Елисеев работал, щелкал беспрестанно тридцать, сорок кадров на одном и том же плане. Он знал, что лицо не стоит. Меняет выражение каждую секунду. И жизнь тоже не стоит. И меняется каждую секунду.

Княгиня Волконская была одета и причесана. Лена накладывала тон на юное личико. Именно личико, а не лицо. В нем чего-то не хватало. Наполненности. Как хрустальная рюмка без вина.

«Интересно, – подумала вдруг Лена, – а у княгини с Волконским было так же, как у нас с Елисеевым? Или тогда это было не принято? Тогда женщина ложилась с мужчиной, чтобы зачать дитя. И это все. О Боже, о чем я думаю? – пугалась Лена. – Совсем с ума сошла. Русские аристократы верили в Бога. И вера диктовала их поступки. И весь рисунок жизни. В этом дело…»

Начались съемки. Героиня произносила слова и двигалась с большим достоинством. Грудь у нее была высокая, мраморная. Лицо тоже мраморное. Ничего не выражало, кроме юности. Все есть: глаза, нос, рот. Но чего-то нет, и никаким гримом это не нарисуешь.

Подошла режиссер Нора Бабаян, сказала упавшим голосом:

– Пэтэушница с фабрики «Красная Роза».

«Ее бы Елисею в руки на пару часов», – подумала Лена. А вслух сказала:

– Все на месте.

– Да? – с надеждой прислушалась Нора.

– На сто процентов, – убежденно соврала Лена. – Даже на сто один.

Другой ответ был бы подлостью. Нельзя бить по ногам, когда уже ничего невозможно изменить. Нельзя бить по ногам, потому что надо продолжать путь. Идти. И дойти.

Приблизился Елисеев и наставил свой «Никон». Притулился.

Комнаты в доме переходили одна в другую. Кажется, это называется анфилада.
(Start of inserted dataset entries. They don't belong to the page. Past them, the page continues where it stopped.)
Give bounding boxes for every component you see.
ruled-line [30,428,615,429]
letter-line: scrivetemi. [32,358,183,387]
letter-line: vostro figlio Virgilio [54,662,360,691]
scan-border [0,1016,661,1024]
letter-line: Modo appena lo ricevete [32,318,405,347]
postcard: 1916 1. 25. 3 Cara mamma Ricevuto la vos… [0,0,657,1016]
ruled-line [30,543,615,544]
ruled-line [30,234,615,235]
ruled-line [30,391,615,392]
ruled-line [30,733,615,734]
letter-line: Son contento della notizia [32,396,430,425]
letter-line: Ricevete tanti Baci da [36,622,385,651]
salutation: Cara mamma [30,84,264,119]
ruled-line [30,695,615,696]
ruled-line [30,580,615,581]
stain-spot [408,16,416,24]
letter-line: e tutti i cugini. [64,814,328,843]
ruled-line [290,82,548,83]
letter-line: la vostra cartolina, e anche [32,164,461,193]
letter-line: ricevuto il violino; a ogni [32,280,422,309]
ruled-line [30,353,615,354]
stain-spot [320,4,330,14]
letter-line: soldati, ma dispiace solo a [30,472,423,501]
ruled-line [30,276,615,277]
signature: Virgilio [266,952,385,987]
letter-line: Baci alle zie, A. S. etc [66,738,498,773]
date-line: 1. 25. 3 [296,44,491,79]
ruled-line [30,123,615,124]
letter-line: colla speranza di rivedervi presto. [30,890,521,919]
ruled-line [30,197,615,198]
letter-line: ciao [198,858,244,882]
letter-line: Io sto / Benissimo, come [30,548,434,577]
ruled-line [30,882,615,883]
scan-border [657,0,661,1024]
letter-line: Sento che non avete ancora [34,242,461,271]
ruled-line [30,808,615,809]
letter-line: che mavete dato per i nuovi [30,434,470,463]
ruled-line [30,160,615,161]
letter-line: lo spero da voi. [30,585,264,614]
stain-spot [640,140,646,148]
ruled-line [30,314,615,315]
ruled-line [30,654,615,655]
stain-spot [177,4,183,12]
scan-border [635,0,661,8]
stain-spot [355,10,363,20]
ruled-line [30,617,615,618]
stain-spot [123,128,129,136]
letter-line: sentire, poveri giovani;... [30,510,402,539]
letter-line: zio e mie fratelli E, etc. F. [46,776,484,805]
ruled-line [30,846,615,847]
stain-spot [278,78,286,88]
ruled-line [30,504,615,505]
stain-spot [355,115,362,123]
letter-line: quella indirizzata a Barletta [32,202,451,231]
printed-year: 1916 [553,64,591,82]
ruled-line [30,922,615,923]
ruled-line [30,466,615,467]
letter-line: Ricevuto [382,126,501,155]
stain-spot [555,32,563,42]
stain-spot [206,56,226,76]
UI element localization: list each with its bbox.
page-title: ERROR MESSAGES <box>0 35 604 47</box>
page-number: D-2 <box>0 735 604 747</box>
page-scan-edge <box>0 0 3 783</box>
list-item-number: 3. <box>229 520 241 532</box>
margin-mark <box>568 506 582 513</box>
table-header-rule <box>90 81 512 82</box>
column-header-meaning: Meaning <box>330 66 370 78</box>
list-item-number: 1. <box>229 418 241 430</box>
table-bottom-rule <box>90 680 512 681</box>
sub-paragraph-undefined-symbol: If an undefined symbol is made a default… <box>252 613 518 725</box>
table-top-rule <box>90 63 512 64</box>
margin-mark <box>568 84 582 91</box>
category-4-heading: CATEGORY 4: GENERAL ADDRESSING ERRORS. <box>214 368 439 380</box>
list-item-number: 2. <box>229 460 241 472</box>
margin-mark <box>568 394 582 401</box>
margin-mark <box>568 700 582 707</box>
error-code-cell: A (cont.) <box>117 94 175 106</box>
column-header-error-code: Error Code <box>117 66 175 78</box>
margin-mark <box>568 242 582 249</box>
Сквозняк гулял по ногам. Лена озябла и сморщилась. Так, сморщившись, смотрела в объектив. Ей не хотелось быть красивой, не хотелось нравиться. Какая есть, такая и есть.

Елисеев щелкал, щелкал, как строчил из пулемета. А она принимала в себя его пули, и опрокидывалась, и умирала – какая есть. При этом сидела прямо и смотрела на Елисеева. И не могла насмотреться.

«Фу, черт, – подумала, когда он отошел. – Неужели влюбилась? Этого только не хватало». Но именно этого только и не хватало. Не хватало. Этого. Только. Слишком долго стояло в ней отсутствие жизни. Отсутствие всего. Вакуум.

И при этом она любила Андрея. Он не был мертвый. Он был НЕ ЗДЕСЬ. Но он был. И было место возле него на кладбище. С Андреем у нее – вечность. А с Елисеевым – все земное, живое и временное.